Koronavirüs mutasyona uğramaya devam edecek mi?
Sağlık Bilimleri Üniversitesi Rektör Yardımcısı olan Enfeksiyon Hastalıkları ve Klinik Mikrobiyoloji Uzmanı Prof. Dr. Kemalettin Aydın son günlerde yaşanan mutasyonla ilgili, “Virüsün, hızlı bulaş yeteneği kazandığını biliyoruz. Bu, aynı zamanda da hızlı mutasyonu getirir. Hızlı mutasyonun sonuçları, aleyhimizde olduğundan çok lehimize olabilir” dedi.
Koronavirüste görülen mutasyonlar yeni değil. Aslında virüs ortaya çıktığı ilk günden bu yana mutasyonlar sürüyor. Prof. Dr. Aydın, mutasyonun bundan sonra da devam edeceğini söyledi ve sözlerini şöyle sürdürdü:
“Şu ana kadar virüsün 5 bin civarında mutasyonu var. Bu konuştuğumuz 3 tanesi önemli değişiklikler yapıp, hastalığın seyrini değiştirdiği için üzerinde çok tartışıyoruz. Virüsün şu anda insandan insana bulaşının arttığını iddia ediyoruz. Öyle olursa, yani virüs ne kadar çok insan organizmasıyla karşılaşırsa, o kadar çok immün mekanizmasıyla karşılaşacak. Aynı zamanda aşı ile oluşmuş savunma hücreleri ile de karşılaşacak. Her direnç oluşturan mekanizmayla karşılaştığında, yeni bir mutasyona uğrayacak. Yani artan mutasyonun, daha çok lehimize sonuç vermesini bekliyoruz.”

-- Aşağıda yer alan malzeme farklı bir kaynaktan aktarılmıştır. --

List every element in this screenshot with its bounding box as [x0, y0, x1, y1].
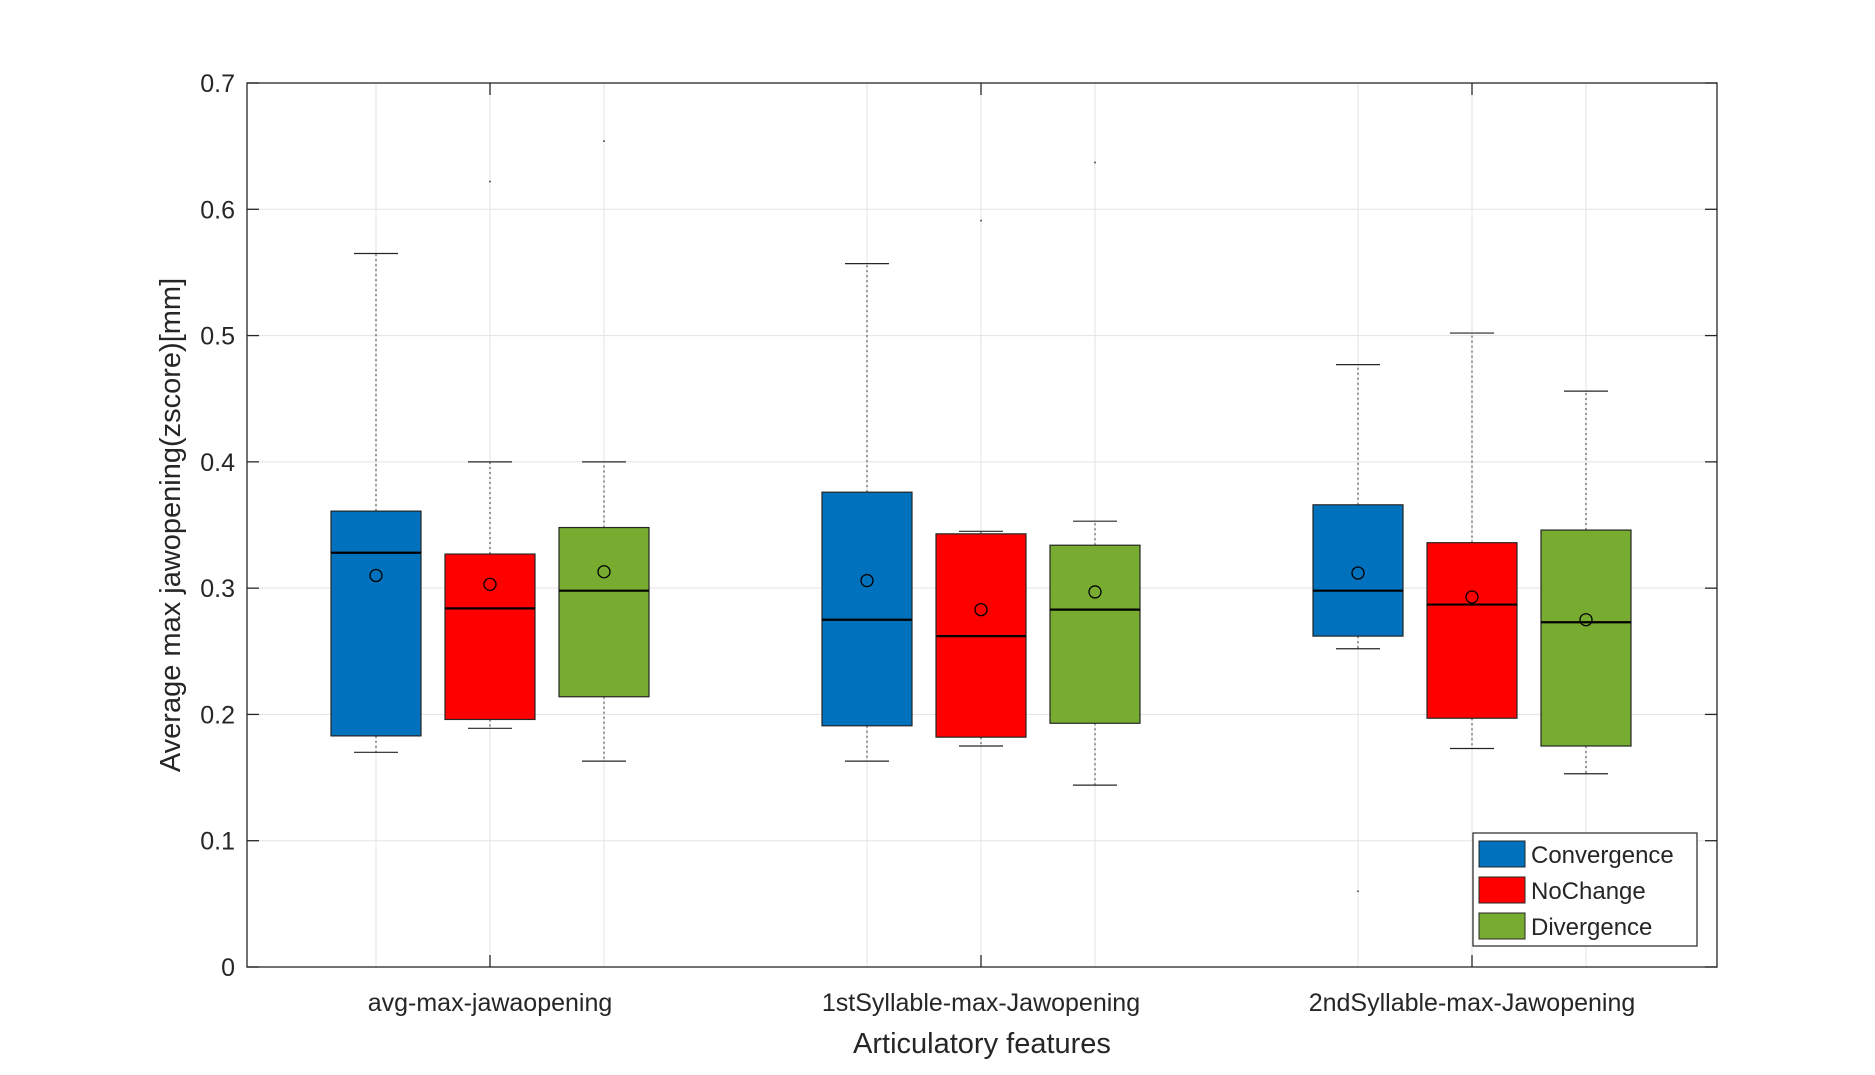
box-body [1426, 542, 1518, 719]
box-nochange-1 [444, 180, 536, 729]
plot-area [330, 140, 1632, 893]
mean-marker [369, 568, 383, 583]
y-tick-label: 0.6 [200, 196, 235, 224]
box-body [444, 553, 536, 721]
mean-marker [1088, 585, 1102, 599]
box-body [1312, 504, 1404, 637]
y-axis-label: Average max jawopening(zscore)[mm] [155, 278, 187, 772]
x-axis-label: Articulatory features [853, 1028, 1111, 1060]
box-body [1540, 529, 1632, 747]
box-nochange-2 [935, 219, 1027, 747]
mean-marker [974, 602, 988, 617]
x-tick-label: 1stSyllable-max-Jawopening [822, 989, 1140, 1017]
y-tick-label: 0.2 [200, 701, 235, 729]
legend-label-nochange: NoChange [1531, 878, 1646, 905]
box-body [558, 526, 650, 698]
legend-label-convergence: Convergence [1531, 842, 1674, 869]
outlier-point [1357, 890, 1359, 893]
box-divergence-1 [558, 140, 650, 762]
axis-ticks: 0 0.1 0.2 0.3 0.4 0.5 0.6 0.7 avg-max-jawaopenin… [200, 70, 1717, 1017]
box-divergence-3 [1540, 390, 1632, 775]
y-tick-label: 0.4 [200, 449, 235, 477]
box-convergence-3 [1312, 364, 1404, 893]
box-convergence-1 [330, 252, 422, 753]
box-body [821, 491, 913, 727]
mean-marker [1465, 590, 1479, 604]
legend-swatch-convergence [1478, 840, 1526, 868]
axes-frame [246, 82, 1718, 968]
legend-label-divergence: Divergence [1531, 914, 1652, 941]
legend-swatch-divergence [1478, 912, 1526, 940]
mean-marker [597, 565, 611, 579]
outlier-point [980, 219, 982, 222]
outlier-point [489, 180, 491, 183]
mean-marker [860, 573, 874, 588]
outlier-point [603, 140, 605, 143]
outlier-point [1094, 161, 1096, 164]
mean-marker [483, 577, 497, 592]
y-tick-label: 0.3 [200, 575, 235, 603]
y-tick-label: 0.1 [200, 828, 235, 856]
box-nochange-3 [1426, 332, 1518, 750]
legend: Convergence NoChange Divergence [1472, 832, 1698, 947]
y-tick-label: 0.5 [200, 323, 235, 351]
box-body [1049, 544, 1141, 724]
mean-marker [1579, 613, 1593, 627]
y-tick-label: 0 [221, 954, 235, 982]
mean-marker [1351, 566, 1365, 580]
x-tick-label: avg-max-jawaopening [368, 989, 613, 1017]
box-convergence-2 [821, 262, 913, 762]
legend-swatch-nochange [1478, 876, 1526, 904]
x-tick-label: 2ndSyllable-max-Jawopening [1309, 989, 1636, 1017]
box-divergence-2 [1049, 161, 1141, 786]
y-tick-label: 0.7 [200, 70, 235, 98]
box-body [330, 510, 422, 737]
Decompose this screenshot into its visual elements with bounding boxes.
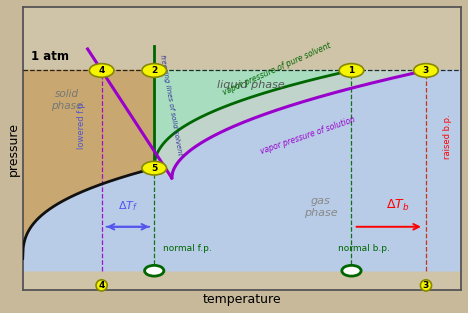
Text: vapor pressure of pure solvent: vapor pressure of pure solvent	[221, 41, 332, 97]
Text: freezing lines of solid solvent: freezing lines of solid solvent	[159, 54, 183, 156]
Text: liquid phase: liquid phase	[217, 80, 285, 90]
Circle shape	[339, 64, 364, 77]
Circle shape	[342, 265, 361, 276]
Text: $\Delta T_b$: $\Delta T_b$	[386, 198, 409, 213]
Text: $\Delta T_f$: $\Delta T_f$	[118, 200, 138, 213]
Text: raised b.p.: raised b.p.	[443, 114, 453, 159]
Y-axis label: pressure: pressure	[7, 122, 20, 176]
Circle shape	[142, 161, 167, 175]
Text: 2: 2	[151, 66, 157, 75]
Polygon shape	[154, 70, 426, 178]
Text: normal f.p.: normal f.p.	[163, 244, 212, 253]
Text: solid
phase: solid phase	[51, 89, 82, 111]
Polygon shape	[154, 70, 351, 168]
Polygon shape	[23, 70, 154, 259]
Polygon shape	[23, 70, 461, 271]
X-axis label: temperature: temperature	[203, 293, 281, 306]
Circle shape	[414, 64, 438, 77]
Circle shape	[89, 64, 114, 77]
Text: lowered f.p.: lowered f.p.	[77, 100, 87, 149]
Text: 5: 5	[151, 164, 157, 173]
Text: 4: 4	[98, 281, 105, 290]
Text: 1: 1	[348, 66, 355, 75]
Text: 3: 3	[423, 281, 429, 290]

Mutasyon sonucu yeni bir koronavirüs türü oluşabilir mi?
Prof. Dr. Kemalettin Aydın “İleride bir mutasyon olup, COVID-21 gibi başka bir virüs olup karşımıza gelebilir mi? Aşının oluşturduğu savunma hücrelerinden ve hastalığı geçirenlerin oluşturduğu savunma hücrelerinden kaçan ve yeniden hastalık yapabilen bir tip olabilir mi? Olabilir; bu bir endişedir. Bu yönden yakın takip etmek lazım. Şu ana kadar olan mutasyonların, hazırlamış olduğumuz savunma sistemlerinden kaçan bir durumu yok. Ama virüslerin hayat hikayesinde bu ihtimal hep söz konusu.”